As you can see, snowflake_side simply draws a single side of the snowflake, with all of the bumps! snowflake then uses snowflake_side three times to draw the whole snowflake! The image below shows that the 3 calls of snowflake_side in snowflake draws exactly what you want, a snowflake:

This means that all of the recursion to draw a single side and its bumps will be in snowflake_side! If levels is zero, then snowflake_side should produce a single line segment of length side_length (this will be the base case of the recursion); otherwise, snowflake_side needs to call itself four times, with appropriate angles between the calls. Think to yourself, why four times? What angles should be used between the calls?

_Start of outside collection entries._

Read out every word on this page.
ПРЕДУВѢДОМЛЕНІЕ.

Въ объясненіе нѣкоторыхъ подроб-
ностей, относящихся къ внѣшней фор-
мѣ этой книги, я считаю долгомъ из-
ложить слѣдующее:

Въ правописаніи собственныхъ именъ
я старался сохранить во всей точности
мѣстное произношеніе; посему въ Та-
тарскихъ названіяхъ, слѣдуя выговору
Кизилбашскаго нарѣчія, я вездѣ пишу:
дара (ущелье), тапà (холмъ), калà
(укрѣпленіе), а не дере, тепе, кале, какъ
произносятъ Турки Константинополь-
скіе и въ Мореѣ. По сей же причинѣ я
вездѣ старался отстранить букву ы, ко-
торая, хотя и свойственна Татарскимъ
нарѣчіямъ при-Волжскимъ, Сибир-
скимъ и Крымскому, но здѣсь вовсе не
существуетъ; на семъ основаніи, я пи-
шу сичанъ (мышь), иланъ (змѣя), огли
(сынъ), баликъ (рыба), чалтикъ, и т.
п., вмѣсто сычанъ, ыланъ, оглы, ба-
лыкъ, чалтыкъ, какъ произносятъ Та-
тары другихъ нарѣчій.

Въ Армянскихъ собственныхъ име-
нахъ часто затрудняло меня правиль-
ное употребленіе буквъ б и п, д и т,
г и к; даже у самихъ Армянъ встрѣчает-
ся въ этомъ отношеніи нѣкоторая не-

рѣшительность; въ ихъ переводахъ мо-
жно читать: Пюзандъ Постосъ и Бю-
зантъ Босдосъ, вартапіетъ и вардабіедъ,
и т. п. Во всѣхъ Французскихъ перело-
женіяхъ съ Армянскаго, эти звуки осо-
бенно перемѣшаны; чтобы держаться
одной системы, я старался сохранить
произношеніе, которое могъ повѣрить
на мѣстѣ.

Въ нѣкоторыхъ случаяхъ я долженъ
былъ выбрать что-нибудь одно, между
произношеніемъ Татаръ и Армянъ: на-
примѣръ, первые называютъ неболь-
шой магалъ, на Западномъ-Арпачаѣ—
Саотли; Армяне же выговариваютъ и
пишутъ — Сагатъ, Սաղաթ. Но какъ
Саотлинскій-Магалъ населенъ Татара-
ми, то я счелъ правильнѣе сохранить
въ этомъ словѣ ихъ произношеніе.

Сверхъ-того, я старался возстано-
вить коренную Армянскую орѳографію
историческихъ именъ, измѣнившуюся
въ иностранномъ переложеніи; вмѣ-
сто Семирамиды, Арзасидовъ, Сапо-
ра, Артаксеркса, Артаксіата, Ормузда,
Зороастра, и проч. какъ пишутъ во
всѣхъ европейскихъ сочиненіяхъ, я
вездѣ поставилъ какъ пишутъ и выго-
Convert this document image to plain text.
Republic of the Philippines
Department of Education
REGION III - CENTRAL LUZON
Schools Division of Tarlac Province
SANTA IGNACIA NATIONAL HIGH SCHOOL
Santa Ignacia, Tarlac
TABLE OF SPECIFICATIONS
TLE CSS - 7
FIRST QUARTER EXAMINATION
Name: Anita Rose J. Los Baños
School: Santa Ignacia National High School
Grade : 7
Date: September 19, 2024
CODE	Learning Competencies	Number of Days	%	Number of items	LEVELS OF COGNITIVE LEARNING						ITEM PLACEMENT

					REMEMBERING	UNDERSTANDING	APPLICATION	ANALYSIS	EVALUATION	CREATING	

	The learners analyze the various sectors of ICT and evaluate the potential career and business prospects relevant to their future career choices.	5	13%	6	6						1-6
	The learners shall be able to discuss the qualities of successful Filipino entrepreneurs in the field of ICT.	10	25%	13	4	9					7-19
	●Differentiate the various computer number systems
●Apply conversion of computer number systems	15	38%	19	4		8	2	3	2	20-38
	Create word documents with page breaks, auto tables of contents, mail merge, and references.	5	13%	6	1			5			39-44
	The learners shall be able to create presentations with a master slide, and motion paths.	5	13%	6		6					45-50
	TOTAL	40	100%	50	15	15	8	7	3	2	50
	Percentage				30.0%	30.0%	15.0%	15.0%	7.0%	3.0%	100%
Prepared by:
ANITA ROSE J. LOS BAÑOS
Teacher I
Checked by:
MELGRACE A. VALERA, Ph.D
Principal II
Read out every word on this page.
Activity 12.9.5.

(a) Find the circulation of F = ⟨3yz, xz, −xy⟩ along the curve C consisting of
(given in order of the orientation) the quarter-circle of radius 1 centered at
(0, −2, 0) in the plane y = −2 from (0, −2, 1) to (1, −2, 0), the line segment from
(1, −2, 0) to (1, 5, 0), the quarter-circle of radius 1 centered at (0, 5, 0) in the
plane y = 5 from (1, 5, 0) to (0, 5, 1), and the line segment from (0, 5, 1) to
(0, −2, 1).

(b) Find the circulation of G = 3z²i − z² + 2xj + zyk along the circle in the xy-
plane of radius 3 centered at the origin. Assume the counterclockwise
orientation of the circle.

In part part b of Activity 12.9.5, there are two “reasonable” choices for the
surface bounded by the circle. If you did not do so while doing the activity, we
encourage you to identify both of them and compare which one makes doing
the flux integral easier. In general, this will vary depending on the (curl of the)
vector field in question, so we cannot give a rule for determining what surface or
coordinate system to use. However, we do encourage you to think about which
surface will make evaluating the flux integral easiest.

Again, in this strategy, all of the recursion occurs in snowflake_side. So, you should first try creating snowflake_side and make sure that it works and draws a single side of the snowflake at the appropriate level of recursion. Then, once snowflake_side works, have your snowflake function call snowflake_side three times, with appropriate angles between the calls.

Once you think you're implementation is correct, test it by calling snowflake(140, 4); you should get the following snowflake:

If that works, try calling snowflake(140, 4) and then afterwards snowflake(140, 0). Are these snowflakes the same size? If not, then try changing your code so that they would be (hint: the change(s) should be in snowflake_side).

Drawing the snowflake is definitely challenging. If you have completed this exercise consider it a major accomplishment!! Congratulations on working your way through recursion and lab04! However, you may find that you want to hone your recursion skills a little more. So go ahead and try out the following challenge problems.

Challenge Problem - Custom Snowflake

Create a new notebook recursive_custom_snowflake.ipynb. Copy over your code from recursive_snowflake.ipynb, and change it to allow for a custom number of snowflake sides.

Challenge Problem - Sierpinski Triangles

Create a new file recursive_triangles.ipynb. Use recursion to have your turtle create the famous Sierpinski triangles, shown below.

Additional exercise

As an individual or as a pair, you could create an art gallery out of the fractals! Consider the fractals you created in this lab and imagine what you could create by making changes to your existing code. Please be sure to name your art gallery fractal files differently from the lab fractal files so that your mentor can review all that you created.

Great job working through lab 4. Feel free to move on to the next lab as soon as it is released.